A team of web developers working on the BBC news website referred to this kind of feature detection as cutting the mustard. Browsers that cut the mustard get an enhanced experience. Browsers that don’t cut the mustard still get access to the content, but without the JavaScript enhancements.

Feature detection, cutting the mustard, whatever you want to call it, is a fairly straightforward technique. Let’s say you want to traverse the DOM using querySelector and attach events to some nodes in the document using addEventListener. Your mustard‐cutting logic might look something like this:

if (document.querySelector && window.addEventListener) {
    // Enhance!
}

There are two points to note here:

  1. This is feature detection, not browser detection. Instead of asking “which browser are you?” and trying to infer feature support from the answer, it is safer to simply ask “do you support this feature?”
  2. There is no else statement.

Aggressive enhancement

Back when web designers were trying to exert print‐like control over web browsers, a successful design was measured in pixel perfection: did the website look exactly the same in every browser?

Unless every browser supported a particular feature—like, say, rounded corners in CSS—then that feature was off the table. Instead, designers would fake it with extra markup and images. The resulting websites lacked structural honesty. Not only was this a waste of talent and energy on the part of the designers, it was a waste of the capabilities of modern web browsers.
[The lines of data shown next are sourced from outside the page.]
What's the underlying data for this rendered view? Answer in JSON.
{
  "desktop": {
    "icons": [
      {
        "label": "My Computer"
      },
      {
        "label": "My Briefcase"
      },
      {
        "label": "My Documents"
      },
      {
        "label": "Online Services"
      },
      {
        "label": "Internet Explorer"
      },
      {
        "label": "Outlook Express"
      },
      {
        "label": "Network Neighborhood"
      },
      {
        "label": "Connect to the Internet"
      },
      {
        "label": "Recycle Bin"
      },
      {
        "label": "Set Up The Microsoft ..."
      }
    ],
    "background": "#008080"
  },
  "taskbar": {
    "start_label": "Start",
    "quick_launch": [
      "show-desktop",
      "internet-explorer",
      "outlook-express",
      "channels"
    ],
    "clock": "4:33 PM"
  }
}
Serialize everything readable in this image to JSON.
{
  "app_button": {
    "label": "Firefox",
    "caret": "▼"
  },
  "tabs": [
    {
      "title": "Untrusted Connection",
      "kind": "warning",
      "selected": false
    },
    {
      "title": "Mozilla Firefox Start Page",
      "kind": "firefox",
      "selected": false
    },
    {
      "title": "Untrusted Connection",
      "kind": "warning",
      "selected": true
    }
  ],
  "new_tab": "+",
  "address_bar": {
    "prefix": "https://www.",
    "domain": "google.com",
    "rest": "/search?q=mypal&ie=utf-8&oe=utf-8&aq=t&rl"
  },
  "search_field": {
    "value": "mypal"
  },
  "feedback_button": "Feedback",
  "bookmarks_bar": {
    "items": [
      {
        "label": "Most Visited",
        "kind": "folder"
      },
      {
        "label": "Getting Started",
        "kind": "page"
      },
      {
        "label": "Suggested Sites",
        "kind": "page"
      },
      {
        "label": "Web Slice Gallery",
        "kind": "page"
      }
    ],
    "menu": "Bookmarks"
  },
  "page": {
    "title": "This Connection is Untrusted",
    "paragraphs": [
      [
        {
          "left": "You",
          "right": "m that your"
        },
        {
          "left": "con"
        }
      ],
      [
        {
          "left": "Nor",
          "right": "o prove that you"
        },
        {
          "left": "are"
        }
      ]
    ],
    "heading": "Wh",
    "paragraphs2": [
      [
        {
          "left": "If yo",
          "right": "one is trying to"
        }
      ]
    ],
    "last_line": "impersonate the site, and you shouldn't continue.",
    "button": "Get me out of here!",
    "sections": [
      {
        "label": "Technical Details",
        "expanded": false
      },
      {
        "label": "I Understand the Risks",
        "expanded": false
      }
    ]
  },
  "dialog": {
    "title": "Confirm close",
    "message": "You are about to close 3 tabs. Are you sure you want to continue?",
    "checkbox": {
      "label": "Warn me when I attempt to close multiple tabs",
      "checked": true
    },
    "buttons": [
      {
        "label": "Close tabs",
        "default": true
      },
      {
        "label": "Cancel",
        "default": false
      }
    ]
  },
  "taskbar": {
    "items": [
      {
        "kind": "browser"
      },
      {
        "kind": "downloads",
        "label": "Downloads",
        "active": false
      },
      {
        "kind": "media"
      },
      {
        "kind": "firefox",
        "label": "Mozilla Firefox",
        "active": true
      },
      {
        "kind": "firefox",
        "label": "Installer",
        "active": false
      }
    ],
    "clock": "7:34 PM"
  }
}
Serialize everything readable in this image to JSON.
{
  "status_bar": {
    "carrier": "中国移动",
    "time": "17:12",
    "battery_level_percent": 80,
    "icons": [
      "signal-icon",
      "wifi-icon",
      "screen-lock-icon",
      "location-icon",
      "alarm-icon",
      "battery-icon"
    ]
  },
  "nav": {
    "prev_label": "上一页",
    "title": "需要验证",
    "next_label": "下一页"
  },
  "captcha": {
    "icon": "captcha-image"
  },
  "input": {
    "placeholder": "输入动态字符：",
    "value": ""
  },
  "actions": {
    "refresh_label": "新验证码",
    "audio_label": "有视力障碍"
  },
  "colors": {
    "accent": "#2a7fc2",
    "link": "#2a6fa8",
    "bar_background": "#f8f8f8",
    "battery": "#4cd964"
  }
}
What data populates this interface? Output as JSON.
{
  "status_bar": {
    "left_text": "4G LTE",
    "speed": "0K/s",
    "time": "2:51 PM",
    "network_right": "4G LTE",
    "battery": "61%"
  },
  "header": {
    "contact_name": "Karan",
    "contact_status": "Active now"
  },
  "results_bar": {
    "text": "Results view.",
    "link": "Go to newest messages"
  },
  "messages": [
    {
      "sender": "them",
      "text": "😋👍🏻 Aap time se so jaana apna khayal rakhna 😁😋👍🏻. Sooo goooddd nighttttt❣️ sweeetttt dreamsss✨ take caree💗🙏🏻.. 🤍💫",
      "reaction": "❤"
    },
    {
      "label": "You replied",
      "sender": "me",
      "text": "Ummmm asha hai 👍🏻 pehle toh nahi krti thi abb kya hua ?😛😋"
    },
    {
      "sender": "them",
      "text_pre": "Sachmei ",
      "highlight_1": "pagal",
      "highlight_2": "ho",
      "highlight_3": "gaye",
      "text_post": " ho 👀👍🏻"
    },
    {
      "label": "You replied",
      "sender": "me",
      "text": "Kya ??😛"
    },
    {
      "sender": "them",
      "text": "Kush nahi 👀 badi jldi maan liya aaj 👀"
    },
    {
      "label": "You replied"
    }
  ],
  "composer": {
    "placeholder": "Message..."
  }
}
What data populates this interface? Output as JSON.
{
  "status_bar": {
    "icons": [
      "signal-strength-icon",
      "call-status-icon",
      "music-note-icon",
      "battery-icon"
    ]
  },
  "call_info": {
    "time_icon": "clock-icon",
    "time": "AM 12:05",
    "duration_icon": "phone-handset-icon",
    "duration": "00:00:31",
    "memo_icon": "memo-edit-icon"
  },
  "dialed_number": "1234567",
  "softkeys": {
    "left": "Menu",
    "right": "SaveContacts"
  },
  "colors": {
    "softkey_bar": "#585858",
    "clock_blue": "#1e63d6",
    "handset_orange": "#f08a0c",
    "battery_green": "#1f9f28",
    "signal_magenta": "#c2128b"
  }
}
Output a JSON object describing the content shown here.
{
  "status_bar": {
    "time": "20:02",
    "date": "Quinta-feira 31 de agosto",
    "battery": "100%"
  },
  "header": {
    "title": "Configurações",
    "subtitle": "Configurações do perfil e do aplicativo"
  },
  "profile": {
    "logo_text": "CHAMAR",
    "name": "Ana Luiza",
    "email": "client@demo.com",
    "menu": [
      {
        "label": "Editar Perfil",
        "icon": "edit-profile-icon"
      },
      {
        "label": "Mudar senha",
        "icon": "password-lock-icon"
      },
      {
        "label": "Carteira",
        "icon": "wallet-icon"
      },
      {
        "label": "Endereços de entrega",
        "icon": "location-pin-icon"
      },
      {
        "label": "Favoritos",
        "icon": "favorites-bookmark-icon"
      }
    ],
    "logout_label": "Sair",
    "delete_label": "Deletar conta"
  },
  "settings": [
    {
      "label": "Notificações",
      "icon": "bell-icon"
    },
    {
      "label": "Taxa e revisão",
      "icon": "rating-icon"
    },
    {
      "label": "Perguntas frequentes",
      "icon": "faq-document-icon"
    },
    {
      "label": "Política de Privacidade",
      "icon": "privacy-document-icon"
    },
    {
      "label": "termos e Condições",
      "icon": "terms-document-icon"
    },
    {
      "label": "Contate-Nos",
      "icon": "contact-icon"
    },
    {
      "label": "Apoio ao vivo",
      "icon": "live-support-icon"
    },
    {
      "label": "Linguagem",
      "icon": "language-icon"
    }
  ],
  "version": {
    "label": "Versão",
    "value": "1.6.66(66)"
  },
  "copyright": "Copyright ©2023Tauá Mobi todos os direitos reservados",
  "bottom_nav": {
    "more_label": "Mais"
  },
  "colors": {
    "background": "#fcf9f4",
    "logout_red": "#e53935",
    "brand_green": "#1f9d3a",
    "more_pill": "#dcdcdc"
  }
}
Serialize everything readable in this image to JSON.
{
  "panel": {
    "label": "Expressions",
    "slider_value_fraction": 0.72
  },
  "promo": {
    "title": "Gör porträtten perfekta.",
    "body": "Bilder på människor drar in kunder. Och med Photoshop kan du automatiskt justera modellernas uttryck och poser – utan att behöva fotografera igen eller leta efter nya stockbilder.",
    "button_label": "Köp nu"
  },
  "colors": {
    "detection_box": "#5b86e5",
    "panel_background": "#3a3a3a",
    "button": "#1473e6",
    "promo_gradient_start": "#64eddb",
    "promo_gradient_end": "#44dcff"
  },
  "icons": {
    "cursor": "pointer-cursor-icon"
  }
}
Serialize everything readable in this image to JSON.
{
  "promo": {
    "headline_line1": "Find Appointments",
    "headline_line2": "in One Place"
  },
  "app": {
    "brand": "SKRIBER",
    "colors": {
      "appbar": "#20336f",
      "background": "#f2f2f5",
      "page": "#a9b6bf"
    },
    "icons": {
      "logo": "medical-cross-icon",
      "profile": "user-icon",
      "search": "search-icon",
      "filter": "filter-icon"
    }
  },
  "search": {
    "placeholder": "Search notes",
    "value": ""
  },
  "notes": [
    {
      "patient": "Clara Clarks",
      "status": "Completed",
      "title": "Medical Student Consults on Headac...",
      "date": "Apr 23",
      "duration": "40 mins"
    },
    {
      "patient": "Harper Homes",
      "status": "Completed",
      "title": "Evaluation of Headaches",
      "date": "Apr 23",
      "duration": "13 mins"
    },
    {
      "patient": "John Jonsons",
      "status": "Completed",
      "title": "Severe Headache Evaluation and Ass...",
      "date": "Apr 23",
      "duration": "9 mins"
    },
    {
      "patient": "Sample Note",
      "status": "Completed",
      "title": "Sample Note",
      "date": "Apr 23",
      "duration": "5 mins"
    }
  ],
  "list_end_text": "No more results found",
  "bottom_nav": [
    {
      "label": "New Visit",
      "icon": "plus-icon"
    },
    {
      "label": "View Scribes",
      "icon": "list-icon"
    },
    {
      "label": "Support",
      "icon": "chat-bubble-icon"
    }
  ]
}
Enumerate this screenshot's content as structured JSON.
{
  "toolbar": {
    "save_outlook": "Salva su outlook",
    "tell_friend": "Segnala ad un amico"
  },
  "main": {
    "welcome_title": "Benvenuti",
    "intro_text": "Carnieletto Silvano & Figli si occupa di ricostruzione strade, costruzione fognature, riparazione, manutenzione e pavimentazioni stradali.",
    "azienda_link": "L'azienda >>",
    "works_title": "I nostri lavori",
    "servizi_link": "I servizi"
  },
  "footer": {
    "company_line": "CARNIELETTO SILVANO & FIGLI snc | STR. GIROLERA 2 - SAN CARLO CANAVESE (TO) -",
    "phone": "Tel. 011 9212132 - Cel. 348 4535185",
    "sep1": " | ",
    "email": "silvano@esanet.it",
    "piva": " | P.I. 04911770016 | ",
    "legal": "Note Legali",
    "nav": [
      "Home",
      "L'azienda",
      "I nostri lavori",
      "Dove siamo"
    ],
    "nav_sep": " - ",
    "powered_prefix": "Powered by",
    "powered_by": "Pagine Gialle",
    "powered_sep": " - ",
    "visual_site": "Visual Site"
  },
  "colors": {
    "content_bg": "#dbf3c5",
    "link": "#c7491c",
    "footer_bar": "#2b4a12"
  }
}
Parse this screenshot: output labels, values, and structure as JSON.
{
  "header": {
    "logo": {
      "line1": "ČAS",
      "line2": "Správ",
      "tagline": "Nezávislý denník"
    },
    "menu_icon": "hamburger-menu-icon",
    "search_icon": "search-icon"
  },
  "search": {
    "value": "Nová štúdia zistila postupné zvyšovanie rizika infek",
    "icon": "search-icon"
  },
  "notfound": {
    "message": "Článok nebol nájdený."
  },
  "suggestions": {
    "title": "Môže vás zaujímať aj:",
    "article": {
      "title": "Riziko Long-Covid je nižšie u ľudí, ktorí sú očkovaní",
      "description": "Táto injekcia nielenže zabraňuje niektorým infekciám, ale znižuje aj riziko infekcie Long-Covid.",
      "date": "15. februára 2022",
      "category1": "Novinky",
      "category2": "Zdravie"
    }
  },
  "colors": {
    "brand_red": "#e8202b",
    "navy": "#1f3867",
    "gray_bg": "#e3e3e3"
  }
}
The rise of mobiles, tablets, and responsive design helped to loosen this restrictive mindset. It is no longer realistic to expect pixel‐perfect parity across devices and browsers. But you’ll still find web designers bemoaning the fact that they have to support an older outdated browser because a portion of their audience are still using it.

They’re absolutely right. Anyone using that older browser should have access to the same content as someone using the latest and greatest web browser. But that doesn’t mean they should get the same experience. As Brad Frost puts it:

There is a difference between support and optimization.

Support every browser ...but optimise for none.

Some designers have misunderstood progressive enhancement to mean that all functionality must be provided to everyone. It’s the opposite. Progressive enhancement means providing core functionality to everyone. After that, it’s every browser for itself. Far from restricting what features you can use, progressive enhancement provides web designers with a way to safely use the latest and greatest features without worrying about older browsers. Scott Jehl of the agency Filament Group puts it succinctly:

Progressive Enhancement frees us to focus on the costs of building features for modern browsers, without worrying much about leaving anyone out. With a strongly qualified codebase, older browser support comes nearly for free.

If a website is built using progressive enhancement then it’s okay if a particular feature isn’t supported or fails to load: Ajax, geolocation, whatever. As long as the core functionality is still available, web designers don’t need to bend over backwards trying to crowbar support for newer features into older browsers.

You also get a website that’s more resilient to JavaScript’s error‐handling model. Mat Marquis worked alongside Scott Jehl on the responsive website for the Boston Globe. He noted:

Lots of cool features on the Boston Globe don’t work when JS breaks; “reading the news” is not one of them.

The trick is identifying what is considered core functionality and what is considered an enhancement.